Most of us can’t remember what it was like when as babies, we learned to walk. In fact, research has found we can’t remember much about life before age 3. That’s probably a good thing.

There’s a lot of hard-knocks learning going on in those years. Wobble a step or two and crash. Reach for something shiny. Crash. Oops, my pants! Reboot. Nap. Ouch, my new teeth! I want to eat NOW!!!

So, welcome to the baby-step time for your VO career. Read two lines, muff a word, crash. Grab the mic, ooops, sorry. Cough into the mic, deafen the engineer and sicken your colleagues—oops, sorry.
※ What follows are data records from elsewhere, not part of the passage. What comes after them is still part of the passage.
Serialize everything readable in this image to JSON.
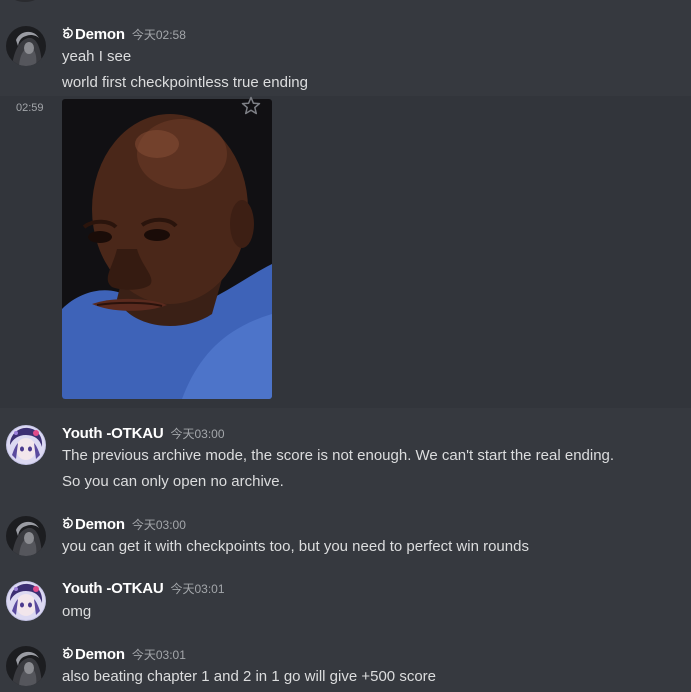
{
  "messages": {
    "m1": {
      "author": "Demon",
      "time": "今天02:58",
      "lines": [
        "yeah I see",
        "world first checkpointless true ending"
      ]
    },
    "m2": {
      "side_time": "02:59",
      "image_alt": "bald man reaction image"
    },
    "m3": {
      "author": "Youth -OTKAU",
      "time": "今天03:00",
      "lines": [
        "The previous archive mode, the score is not enough. We can't start the real ending.",
        "So you can only open no archive."
      ]
    },
    "m4": {
      "author": "Demon",
      "time": "今天03:00",
      "lines": [
        "you can get it with checkpoints too, but you need to perfect win rounds"
      ]
    },
    "m5": {
      "author": "Youth -OTKAU",
      "time": "今天03:01",
      "lines": [
        "omg"
      ]
    },
    "m6": {
      "author": "Demon",
      "time": "今天03:01",
      "lines": [
        "also beating chapter 1 and 2 in 1 go will give +500 score"
      ]
    }
  },
  "icons": {
    "star": "star-icon",
    "author_prefix": "demon-prefix-icon"
  },
  "colors": {
    "background": "#36393f",
    "hover_background": "#32353b",
    "author": "#ffffff",
    "text": "#dcddde",
    "timestamp": "#a3a6aa"
  }
}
Here’s the secret: EVERYBODY makes mistakes, at all stages of the VO biz. Everybody fluffs a line—sometimes more, sometimes less—but it happens. So, rather than take the time to climb up onto the roof and jump off just to show us how sorry you were that you said CONDENSATION instead of CONDESCENSION, just stop. Back up to the start of the phrase or sentence, stay in the moment, in the bubble, with the vibe—and start that line or phrase again. We’re recording this, remember? You can edit out the mistakes.

I find if I’m bungling lines it may mean:
Uh, how about if you wake up first before recording today?
OK, ace, slow down and focus on the copy, not on thoughts about what audition is next.

Now, there are two kinds of misreads: the ones you know about and those other ones, where you don’t even hear that your words and the copy aren’t the same.

When you’ve launched your VO career and have to edit your own stuff, you’ll get a direct reward for not making that second kind of misread: less time editing. Because then you’ll know that clients usually want you to say what they wrote. They’re funny about that.

So learn from mistakes, but don’t beat yourself up. That takes time away from business.